Baru saja Heejin selesai memasukkan semua barangnya ke dalam tas, kepalanya kini harus sedikit menengadah ketika namanya dipanggil oleh seseorang. Mau tak mau Heejin bangkit dan berjalan menghampiri orang itu.
Dia baru selesai latihan sekarang. Akibatnya baju yang dia kenakan harus sedikit basah akibat keringat. Dari yang dia tangkap dari percakapan singkat tadi adalah dia dipilih ekskulnya untuk ikut perlombaan bulan depan.
Tidak buruk sih, lagi pula dia senang bisa ikut perlombaan. Tapi dia yakin hari harinya akan diisi dengan latihan dan latihan.
"Heejin!" Lagi, namanya dipanggil. Kepalanya mulai menoleh kesana kemari untuk mencari sumber suara. Apa abang abang ojek yang dia pesan sudah sampai?
"Hee!" Akhirnya pandangannya berhenti tepat menatap lurus sebuah motor—dengan si pemilik– yang berada di seberang jalan. Dia tidak tahu siapa orang dibalik helm full face itu.
Vespa GTS 300 pun berhenti di depannya dengan orang yang meneriaki namanya tadi. Heejin sibuk memandangi orang di depannya. Naik vespa dengan helm full face, sepatu sneakers, kemeja sekolah yang sedikit keluar dari hoodie yang dipakai, ditambah dengan tas punggung yang ditaruh diantara kedua kakinya.
Ketika helm itu dibuka munculah cengiran dari orang itu, yang tidak lain adalah Jaemin. "Kenapa liatin gue? Ganteng yaa? Iyalah, pabriknya Daddy Siwon gituloh," Ucap Jaemin diikuti dengan tawaan renyahnya. Heejin hanya diam tanpa mengalihkan pandangannya dari tempat semula.
Merasa terintimidasi, Jaemin langsung diam dan menutup mulutnya rapat rapat. "Ngapain manggil?" Tanya Heejin to the point.
"Mau nanya aja, baru pulang?"
"Iya,"
"Latihan dance?"
"Iya,"
"Capek?"
"Iya,"
"Gue anter mau kan?"
"I-Apa?" Otak Heejin terhenti sementara. Apa tadi katanya? Jaemin mau mengangtarnya pu-
"Tapi boong, WKWKWK," sabarkan Heejin, jangan sampai tangannya yang suci harus memukul orang yang kini sedang tertawa di depannya. Jangan sampai dia mengumpat dan mengeluarkan kata kata keramat Xiyeon, jangan sampai.
"Bangsat," baiklah, Heejin tidak bisa menahannya.
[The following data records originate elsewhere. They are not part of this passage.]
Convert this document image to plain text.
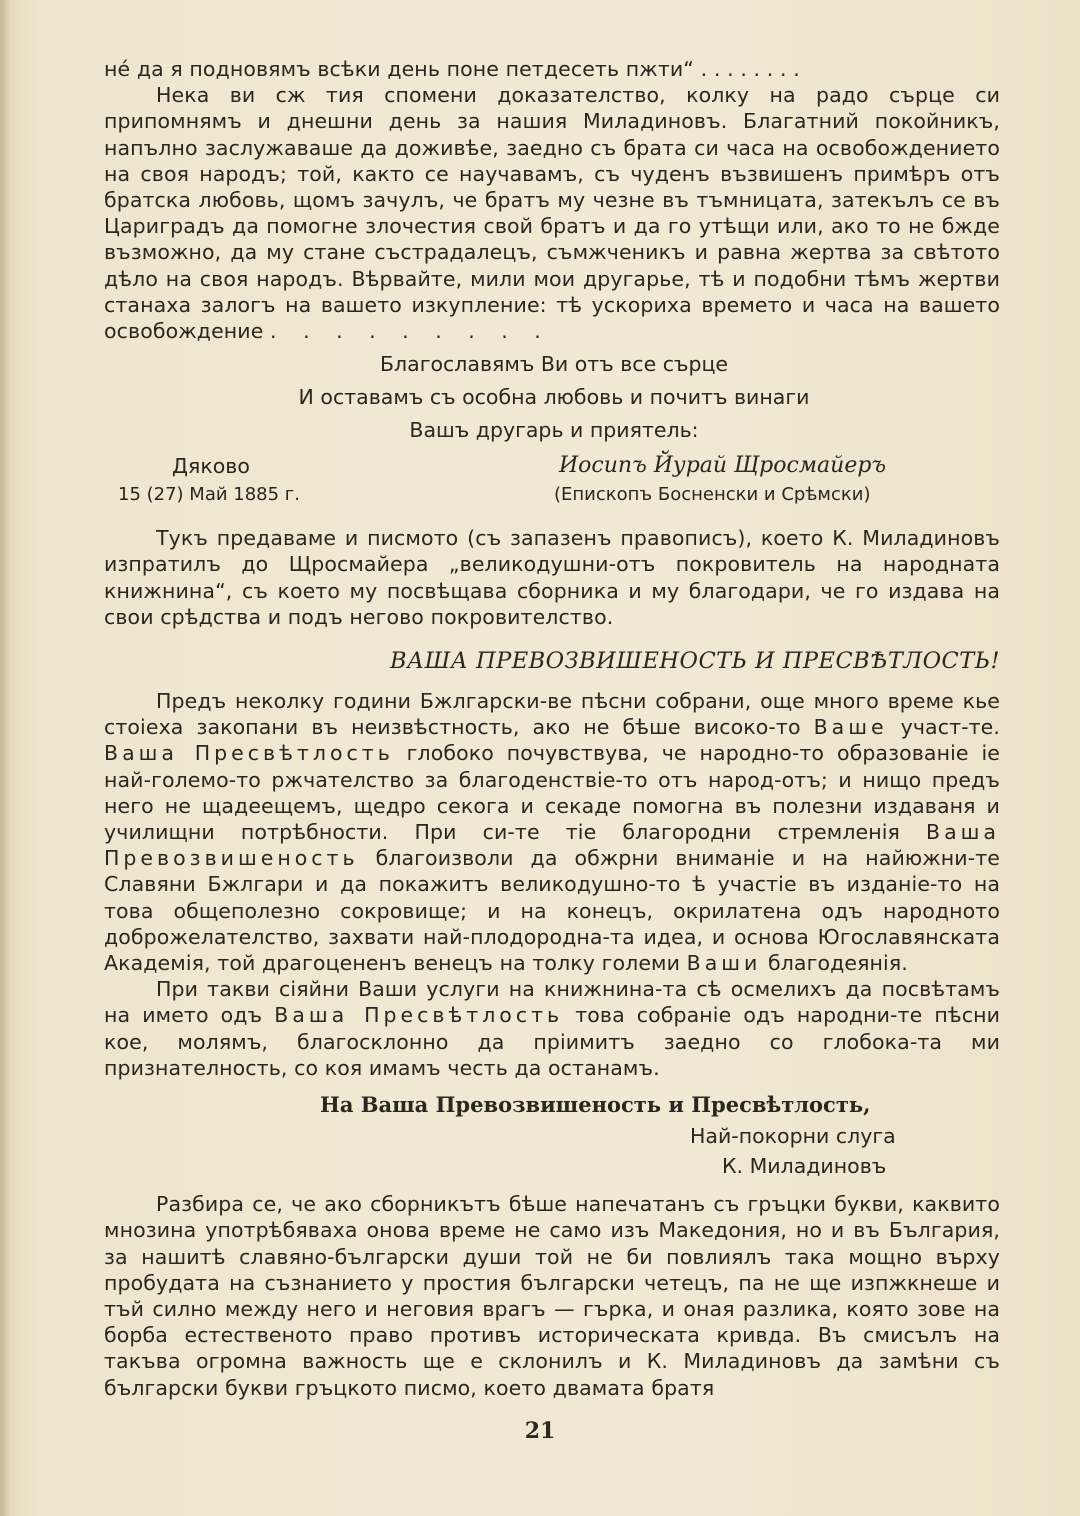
нé да я подновямъ всѣки день поне петдесеть пжти“ . . . . . . . .

Нека ви сж тия спомени доказателство, колку на радо сърце си припомнямъ и днешни день за нашия Миладиновъ. Благатний покойникъ, напълно заслужаваше да доживѣе, заедно съ брата си часа на освобождението на своя народъ; той, както се научавамъ, съ чуденъ възвишенъ примѣръ отъ братска любовь, щомъ зачулъ, че братъ му чезне въ тъмницата, затекълъ се въ Цариградъ да помогне злочестия свой братъ и да го утѣщи или, ако то не бжде възможно, да му стане състрадалецъ, съмжченикъ и равна жертва за свѣтото дѣло на своя народъ. Вѣрвайте, мили мои другарье, тѣ и подобни тѣмъ жертви станаха залогъ на вашето изкупление: тѣ ускориха времето и часа на вашето освобождение . . . . . . . . .

Благославямъ Ви отъ все сърце

И оставамъ съ особна любовь и почитъ винаги

Вашъ другарь и приятель:

Дяково
15 (27) Май 1885 г.
Иосипъ Йурай Щросмайеръ
(Епископъ Босненски и Срѣмски)

Тукъ предаваме и писмото (съ запазенъ правописъ), което К. Миладиновъ изпратилъ до Щросмайера „великодушни-отъ покровитель на народната книжнина“, съ което му посвѣщава сборника и му благодари, че го издава на свои срѣдства и подъ негово покровителство.

ВАША ПРЕВОЗВИШЕНОСТЬ И ПРЕСВѢТЛОСТЬ!

Предъ неколку години Бжлгарски-ве пѣсни собрани, още много време кье стоiеха закопани въ неизвѣстность, ако не бѣше високо-то Ваше участ-те. Ваша Пресвѣтлость глобоко почувствува, че народно-то образованiе iе най-големо-то ржчателство за благоденствiе-то отъ народ-отъ; и нищо предъ него не щадеещемъ, щедро секога и секаде помогна въ полезни издаваня и училищни потрѣбности. При си-те тiе благородни стремленiя Ваша Превозвишеность благоизволи да обжрни вниманiе и на найюжни-те Славяни Бжлгари и да покажитъ великодушно-то ѣ участiе въ изданiе-то на това общеполезно сокровище; и на конецъ, окрилатена одъ народното доброжелателство, захвати най-плодородна-та идеа, и основа Югославянската Академiя, той драгоцененъ венецъ на толку големи Ваши благодеянiя.

При такви сiяйни Ваши услуги на книжнина-та сѣ осмелихъ да посвѣтамъ на името одъ Ваша Пресвѣтлость това собранiе одъ народни-те пѣсни кое, молямъ, благосклонно да прiимитъ заедно со глобока-та ми признателность, со коя имамъ честь да останамъ.

На Ваша Превозвишеность и Пресвѣтлость,

Най-покорни слуга

К. Миладиновъ

Разбира се, че ако сборникътъ бѣше напечатанъ съ гръцки букви, каквито мнозина употрѣбяваха онова време не само изъ Македония, но и въ България, за нашитѣ славяно-български души той не би повлиялъ така мощно върху пробудата на съзнанието у простия български четецъ, па не ще изпжкнеше и тъй силно между него и неговия врагъ — гърка, и оная разлика, която зове на борба естественото право противъ историческата кривда. Въ смисълъ на такъва огромна важность ще е склонилъ и К. Миладиновъ да замѣни съ български букви гръцкото писмо, което двамата братя

21
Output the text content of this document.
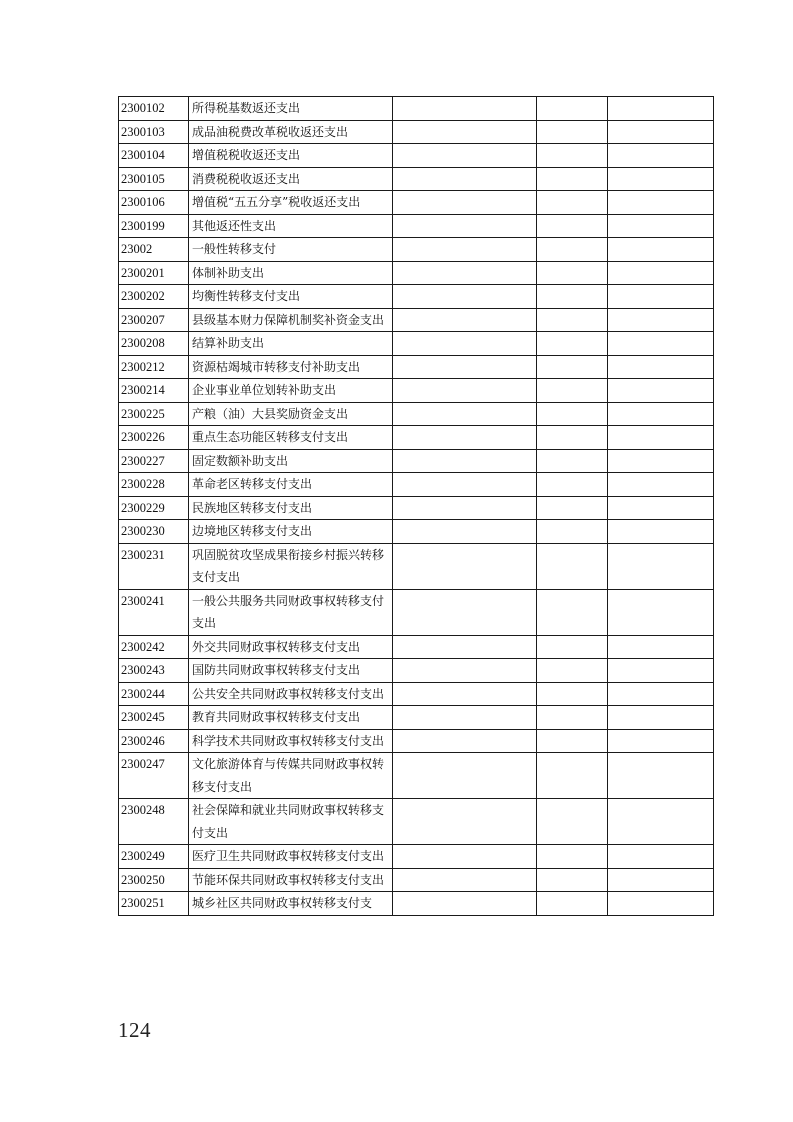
2300102	所得税基数返还支出			
2300103	成品油税费改革税收返还支出			
2300104	增值税税收返还支出			
2300105	消费税税收返还支出			
2300106	增值税“五五分享”税收返还支出			
2300199	其他返还性支出			
23002	一般性转移支付			
2300201	体制补助支出			
2300202	均衡性转移支付支出			
2300207	县级基本财力保障机制奖补资金支出			
2300208	结算补助支出			
2300212	资源枯竭城市转移支付补助支出			
2300214	企业事业单位划转补助支出			
2300225	产粮（油）大县奖励资金支出			
2300226	重点生态功能区转移支付支出			
2300227	固定数额补助支出			
2300228	革命老区转移支付支出			
2300229	民族地区转移支付支出			
2300230	边境地区转移支付支出			
2300231	巩固脱贫攻坚成果衔接乡村振兴转移支付支出			
2300241	一般公共服务共同财政事权转移支付支出			
2300242	外交共同财政事权转移支付支出			
2300243	国防共同财政事权转移支付支出			
2300244	公共安全共同财政事权转移支付支出			
2300245	教育共同财政事权转移支付支出			
2300246	科学技术共同财政事权转移支付支出			
2300247	文化旅游体育与传媒共同财政事权转移支付支出			
2300248	社会保障和就业共同财政事权转移支付支出			
2300249	医疗卫生共同财政事权转移支付支出			
2300250	节能环保共同财政事权转移支付支出			
2300251	城乡社区共同财政事权转移支付支			
124
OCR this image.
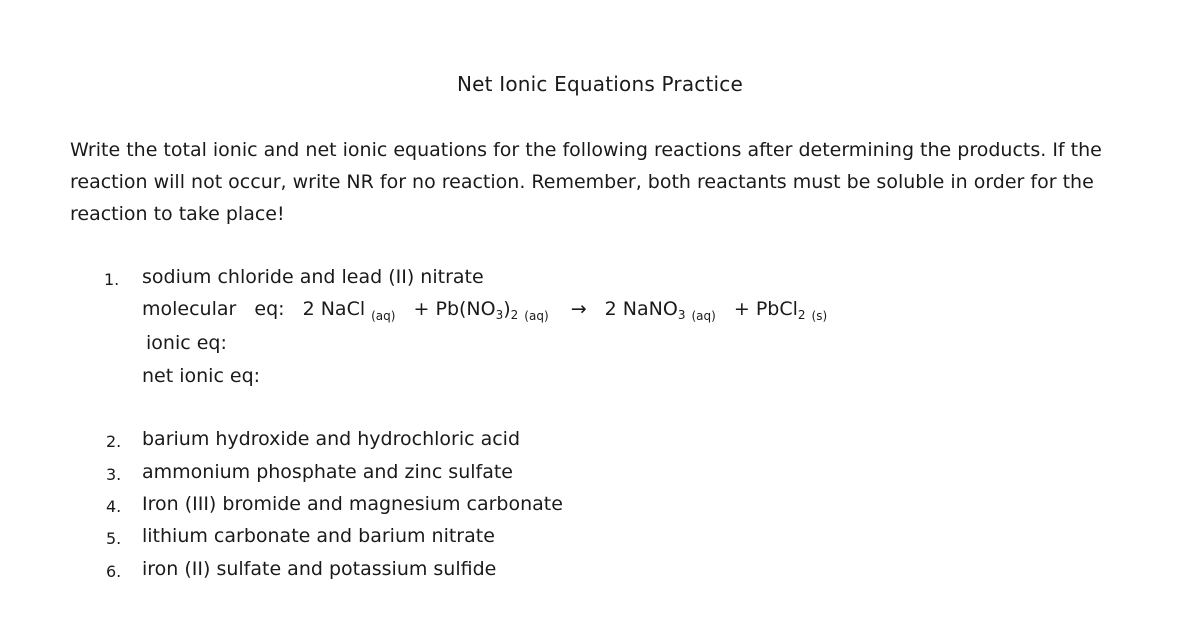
Net Ionic Equations Practice
Write the total ionic and net ionic equations for the following reactions after determining the products. If the reaction will not occur, write NR for no reaction. Remember, both reactants must be soluble in order for the reaction to take place!
1. sodium chloride and lead (II) nitrate
molecular eq: 2 NaCl $_{(aq)} + Pb(NO_3)_2$ $_{(aq)}$ → 2 NaNO$_3$ $_{(aq)}$ + PbCl$_2$ $_{(s)}$
ionic eq:
net ionic eq:
2. barium hydroxide and hydrochloric acid
3. ammonium phosphate and zinc sulfate
4. Iron (III) bromide and magnesium carbonate
5. lithium carbonate and barium nitrate
6. iron (II) sulfate and potassium sulfide
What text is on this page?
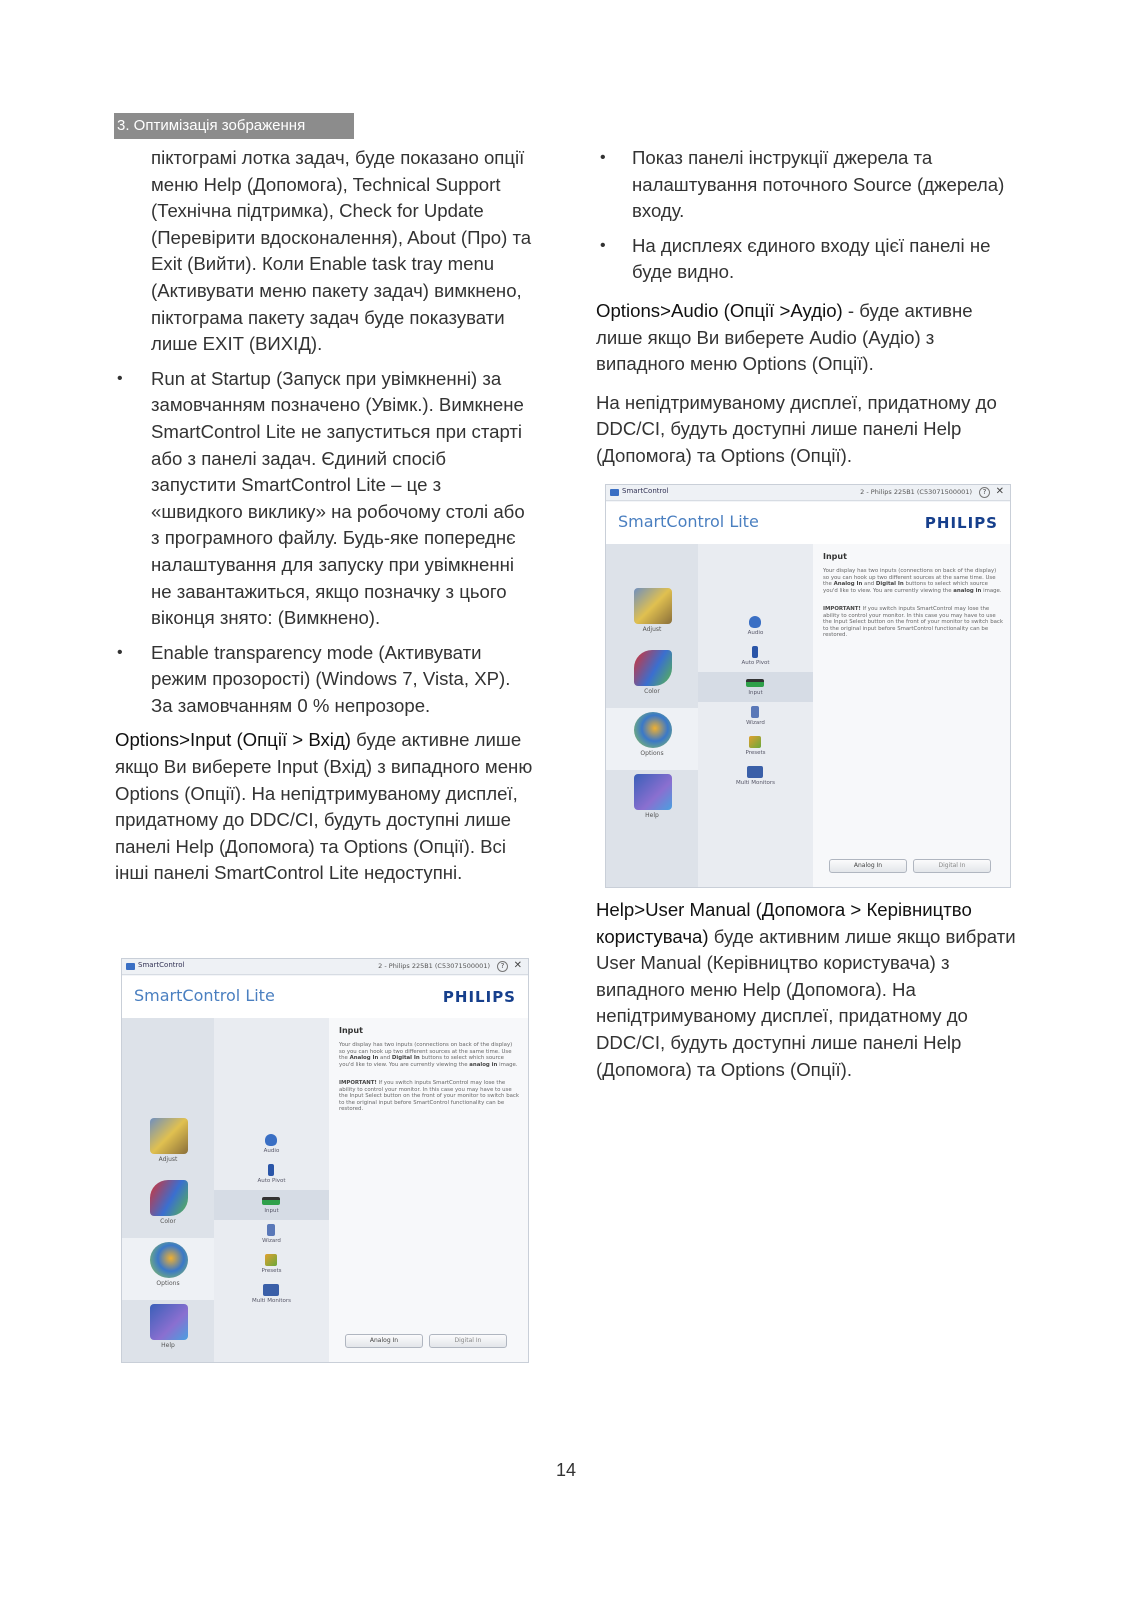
3. Оптимізація зображення

піктограмі лотка задач, буде показано опції меню Help (Допомога), Technical Support (Технічна підтримка), Check for Update (Перевірити вдосконалення), About (Про) та Exit (Вийти). Коли Enable task tray menu (Активувати меню пакету задач) вимкнено, піктограма пакету задач буде показувати лише EXIT (ВИХІД).

• Run at Startup (Запуск при увімкненні) за замовчанням позначено (Увімк.). Вимкнене SmartControl Lite не запуститься при старті або з панелі задач. Єдиний спосіб запустити SmartControl Lite – це з «швидкого виклику» на робочому столі або з програмного файлу. Будь-яке попереднє налаштування для запуску при увімкненні не завантажиться, якщо позначку з цього віконця знято: (Вимкнено).

• Enable transparency mode (Активувати режим прозорості) (Windows 7, Vista, XP). За замовчанням 0 % непрозоре.

Options>Input (Опції > Вхід) буде активне лише якщо Ви виберете Input (Вхід) з випадного меню Options (Опції). На непідтримуваному дисплеї, придатному до DDC/CI, будуть доступні лише панелі Help (Допомога) та Options (Опції). Всі інші панелі SmartControl Lite недоступні.

• Показ панелі інструкції джерела та налаштування поточного Source (джерела) входу.

• На дисплеях єдиного входу цієї панелі не буде видно.

Options>Audio (Опції >Аудіо) - буде активне лише якщо Ви виберете Audio (Аудіо) з випадного меню Options (Опції).

На непідтримуваному дисплеї, придатному до DDC/CI, будуть доступні лише панелі Help (Допомога) та Options (Опції).

Help>User Manual (Допомога > Керівництво користувача) буде активним лише якщо вибрати User Manual (Керівництво користувача) з випадного меню Help (Допомога). На непідтримуваному дисплеї, придатному до DDC/CI, будуть доступні лише панелі Help (Допомога) та Options (Опції).

SmartControl	2 - Philips 225B1 (C53071500001)	? ✕
SmartControl Lite	PHILIPS
Adjust
Color
Options
Help
Audio
Auto Pivot
Input
Wizard
Presets
Multi Monitors
Input
Your display has two inputs (connections on back of the display) so you can hook up two different sources at the same time. Use the Analog In and Digital In buttons to select which source you'd like to view. You are currently viewing the analog in image.
IMPORTANT! If you switch inputs SmartControl may lose the ability to control your monitor. In this case you may have to use the Input Select button on the front of your monitor to switch back to the original input before SmartControl functionality can be restored.
Analog In	Digital In
SmartControl	2 - Philips 225B1 (C53071500001)	? ✕
SmartControl Lite	PHILIPS
Adjust
Color
Options
Help
Audio
Auto Pivot
Input
Wizard
Presets
Multi Monitors
Input
Your display has two inputs (connections on back of the display) so you can hook up two different sources at the same time. Use the Analog In and Digital In buttons to select which source you'd like to view. You are currently viewing the analog in image.
IMPORTANT! If you switch inputs SmartControl may lose the ability to control your monitor. In this case you may have to use the Input Select button on the front of your monitor to switch back to the original input before SmartControl functionality can be restored.
Analog In	Digital In
14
Kini dia tersenyum dengan sangat manis, tapi di mata Jaemin itu adalah senyuman yang menyeramkan. Posisinya terancam sekarang. Tanpa aba aba, dia melajukan motornya untuk pergi dan menjauh dari Heejin.
Melihat tingkah ketua kelasnya itu membuat Heejin semakin naik darah. Dia pun mulai menenangkan kembali pikiran dan hatinya sekarang. Diakhiri dengan gerutuan yang keluar dari mulutnya.
Hari sudah semakin gelap, pesanannya sudah di cancel 2 kali oleh ojek online yang berbeda. Dia benar benar ingin pulang sekarang. Dia sangat merindukan kasur empuk miliknya.
"Ayo deh gue anter beneran," ucap Jaemin yang kembali lagi ke hadapan Heejin. Jadi selama dia menunggu Jaemin masih ada disekitar sini? Yang benar saja. Apa anak itu tidak punya kerjaan?
"Nggak," ketus Heejin. Dia masih kesal dengan kejadian tadi. "Beneran ini, mau ga?" Kembali Jaemin bertanya untuk memastikan dia tidak salah dengar dan jawaban Heejin pun tetap sama, "nggak Jaemin."
"Yakin nih ya? Awas lo nanti gue mau jalan lo minta ikut,"
"Iya, udah sana," jengah Heejin mendengar ucapan Jaemin. Kembali dia mengutak atik handphonenya untuk membuka aplikasi ojek online dan mulai memesan.
"Dih, dah naik cepetan," Jaemin masih belum menyerah rupanya.
Heejin menatap Jaemin tajam. Sungguh, dia tidak suka dipermainkan seperti ini. Dengan kesal dia membatalkan pesanannya dan berjalan mendekat kearah Jaemin. Jaemin yang melihatnya tersenyum puas.